Worin steckt der Sinn des Lebens, zeitloser Hein?“

Du stellst mir eine schwierige Frage, ungeborenes Leben. Die Bedeutung des Lebens versuchen die Menschen, seit Anbeginn ihres Denkens, zu ergründen. In der Natur ist das Ziel, seit Beginn der Entstehung, ein stetiges Gebären und Sterben, ein Kommen und Gehen. Ein Vorgang, der im gesamten Universum zu beobachten ist. Aber was dahinter steckt, kann ich darin nicht sehen.“

In meinen Gehirnspeichern kombiniere ich, dass die Menschen eine kollektive Bedeutung des Lebens entwickelt haben.

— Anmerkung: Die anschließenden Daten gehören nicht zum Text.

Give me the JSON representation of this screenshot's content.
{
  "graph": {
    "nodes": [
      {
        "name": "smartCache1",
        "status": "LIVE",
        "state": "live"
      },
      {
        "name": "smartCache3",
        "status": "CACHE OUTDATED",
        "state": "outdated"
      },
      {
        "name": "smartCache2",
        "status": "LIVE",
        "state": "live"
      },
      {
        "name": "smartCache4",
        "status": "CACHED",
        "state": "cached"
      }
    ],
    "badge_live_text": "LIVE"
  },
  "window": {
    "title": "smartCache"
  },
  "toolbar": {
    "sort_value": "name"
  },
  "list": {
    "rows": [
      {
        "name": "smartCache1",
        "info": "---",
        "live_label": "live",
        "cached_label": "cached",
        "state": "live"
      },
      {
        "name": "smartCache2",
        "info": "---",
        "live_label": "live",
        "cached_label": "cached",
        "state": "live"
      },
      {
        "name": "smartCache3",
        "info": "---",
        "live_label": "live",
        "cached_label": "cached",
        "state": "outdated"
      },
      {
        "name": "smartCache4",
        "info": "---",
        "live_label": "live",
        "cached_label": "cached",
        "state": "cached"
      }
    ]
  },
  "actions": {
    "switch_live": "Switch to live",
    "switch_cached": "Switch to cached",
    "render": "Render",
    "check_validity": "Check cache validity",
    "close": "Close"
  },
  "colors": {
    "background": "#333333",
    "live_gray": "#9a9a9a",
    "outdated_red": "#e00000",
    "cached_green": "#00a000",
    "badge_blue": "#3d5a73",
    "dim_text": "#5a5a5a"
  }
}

Seit der Entstehung des ersten Gedankens wird alles Denken weitergegeben. Es wird gesammelt, archiviert und in den vielen Generationen immer wieder analysiert. Grundlage dieses Tuns ist die Frage nach dem Sinn des Lebens. Ich ziehe mich zurück.“

ES versank in tiefe Meditation. Erstmals stand ES vor einer Aufgabenstellung, die zu lösen, eine der Aufgaben war, die Heins Manipulation am genetischen Code rechtfertigte.